In diesen Augenblicken erhärtet sich der Eindruck, dass es jenseits von Europudding-Filmen eine reiche Tradition europäischer Filmkunst gibt. Am deutlichsten macht dies Jeanne Moreau: In einem hellen, mit silbernen Fäden durchwirkten Kostüm tritt sie auf die Bühne, und sobald sie den ersten Satz spricht, hat ihre knisternde Stimme das Publikum so elektrisiert, dass es sich geschlossen erhebt. Moreau ist Patin von „Dirty Pretty Things“ von Stephen Frears, einem der für den Hauptpreis, den „European Film Award“, nominierten Filme. Außer Frears’ Film konkurrieren in dieser Kategorie „Good Bye, Lenin!“ von Wolfgang Becker, „Dogville“ von Lars von Trier, „In this World“ von Michael Winterbottom, „Swimming Pool“ von François Ozon und „Mi vida sin mí“ von Isabel Coixet.

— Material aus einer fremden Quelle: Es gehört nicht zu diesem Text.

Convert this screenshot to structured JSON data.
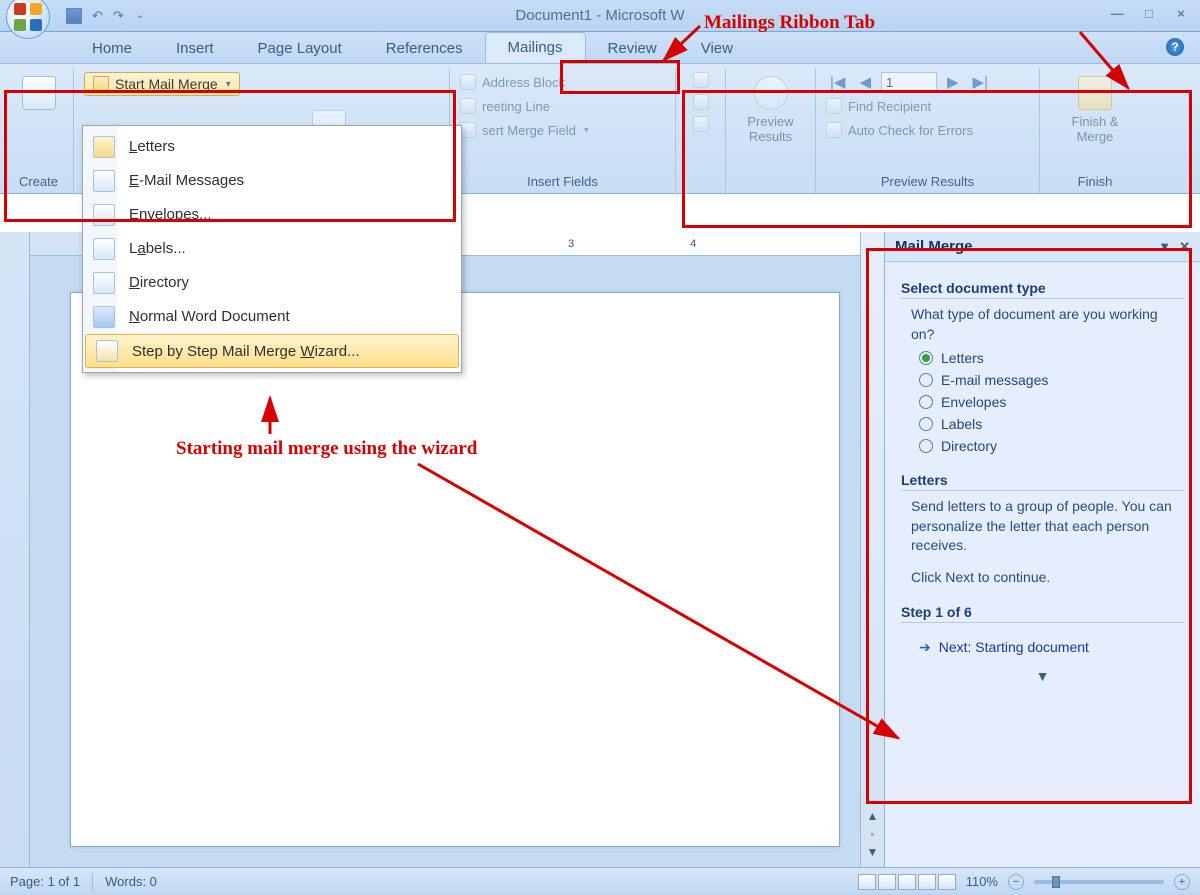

„Goob Bye, Lenin!“ wird zum großen Gewinner des Abends: Den Preis für den besten Schauspieler, für das beste Drehbuch und für den besten Film erhält die deutsche Produktion, dazu drei Publikumspreise. Wenn die Veranstaltung in der Arena ein Problem hat, dann liegt es in dieser Anhäufung. Nicht nur sind in den wichtigen Kategorien immer wieder dieselben Filme nominiert, die Preise gehen zudem immer wieder an Filme und Schauspieler, die im Verlauf des Festivaljahres schon reich mit Auszeichnungen versehen wurden. Daniel Brühls Leistungen in allen Ehren: Hätte nicht auch mal ein anderer Schauspieler zum Zug kommen können – Tómas Lemarquis vielleicht, der die Hauptrolle in der isländischen Tragikomödie „Nói Albinoi“ innehat? Und warum erhält Marco Bellochios „Buongiorno notte“ zwar den Preis des Filmkritikerverbandes Fipresci, taucht aber unter den Produktionen, die für den besten Film nominiert sind, erst gar nicht auf?

Liegt es möglicherweise daran, dass die Masse der Akademiemitglieder gar nicht alle Filme gesehen haben kann? Vor diesem Hintergund sollte der Plan, den Deutschen Filmpreis von der neu gegründeten Deutschen Filmakademie vergeben zu lassen statt von der von Christina Weiss bestellten Jury, noch einmal genau überprüft werden.

Und was macht nun Lars von Trier, dessen „Dogville“ in künstlerischer Hinsicht den Hauptpreis verdient hätte? Er begnügt sich mit dem Preis für die beste Regie, und auch sein Kameramann, Anthony Dod Mantle, wird ausgezeichnet. Von Trier, der Reisemüde, ist denn auch gar nicht erschienen, sondern grüßt trickreich qua Videoeinspielung.